# My new trench scene.



## Jasoncyper85 (Oct 26, 2021)

Hi everyone. I’m new here. I thought I’d share my progress on my trench scene I’m creating. And I’d like some feedback and some suggestions on what i could add. And maybe some tricks to help me along. It’s only my second attempt at anything like this. Look forward to speaking to you all.


----------



## Milton Fox Racing (May 27, 2014)

Welcome to the boards @Jasoncyper85 

Your trench really looks well done for only your 2nd attempt. There are so many directions to go from at this point. Do you already have figures and accessories in hand? What is the actual date or general month and year you want to depict? Is there a specific location?


----------



## Owen E Oulton (Jan 6, 2012)

Milton Fox Racing said:


> Welcome to the boards @Jasoncyper85
> 
> Your trench really looks well done for only your 2nd attempt. There are so many directions to go from at this point. Do you already have figures and accessories in hand? What is the actual date or general month and year you want to depict? Is there a specific location?
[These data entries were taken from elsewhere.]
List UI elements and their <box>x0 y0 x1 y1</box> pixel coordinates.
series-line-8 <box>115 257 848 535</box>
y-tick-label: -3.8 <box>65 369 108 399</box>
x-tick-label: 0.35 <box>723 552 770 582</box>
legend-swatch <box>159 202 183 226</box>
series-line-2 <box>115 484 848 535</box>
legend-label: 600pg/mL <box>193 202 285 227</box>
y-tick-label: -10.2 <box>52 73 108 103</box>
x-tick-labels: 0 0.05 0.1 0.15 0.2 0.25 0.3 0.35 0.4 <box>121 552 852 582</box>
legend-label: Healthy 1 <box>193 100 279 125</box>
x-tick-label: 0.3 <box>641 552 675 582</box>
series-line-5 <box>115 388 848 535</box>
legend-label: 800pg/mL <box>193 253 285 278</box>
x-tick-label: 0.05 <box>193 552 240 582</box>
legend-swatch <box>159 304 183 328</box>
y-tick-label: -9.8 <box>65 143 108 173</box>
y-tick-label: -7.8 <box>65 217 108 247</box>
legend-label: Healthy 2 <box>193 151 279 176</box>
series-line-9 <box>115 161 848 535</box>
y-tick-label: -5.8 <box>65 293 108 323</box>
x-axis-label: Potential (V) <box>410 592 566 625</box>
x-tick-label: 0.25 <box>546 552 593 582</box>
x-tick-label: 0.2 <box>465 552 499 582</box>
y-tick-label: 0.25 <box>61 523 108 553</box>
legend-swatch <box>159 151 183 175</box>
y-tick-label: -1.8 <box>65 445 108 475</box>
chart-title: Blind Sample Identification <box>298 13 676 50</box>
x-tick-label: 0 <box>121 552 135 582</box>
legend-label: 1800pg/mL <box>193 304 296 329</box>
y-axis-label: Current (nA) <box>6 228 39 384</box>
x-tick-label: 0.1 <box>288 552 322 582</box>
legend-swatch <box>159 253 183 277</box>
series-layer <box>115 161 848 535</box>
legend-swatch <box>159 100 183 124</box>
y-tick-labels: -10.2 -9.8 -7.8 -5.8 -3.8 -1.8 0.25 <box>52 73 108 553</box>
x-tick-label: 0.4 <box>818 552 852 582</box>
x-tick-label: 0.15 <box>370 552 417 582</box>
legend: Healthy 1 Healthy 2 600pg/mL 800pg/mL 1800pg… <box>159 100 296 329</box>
I agree with MFR. Beautiful work for a second attempt. The ground work looks terrific - very muddy, so I'm assuming WWI, around north-western France or Belgium. If I can make one criticism, it's that the sandbags look like pillows, meaning they're probably Tamiya or Italeri. Speaking as someone who filled way too many sandbags when they paid me to wear funky green clothing and steel hats, a better choice, a wee bit more expensive but still affordable, would be Value Gear DP003 Sandbag Walls. Value Gear Details - Diorama Pieces! Love the corrugated steel and the wooden ladder!


----------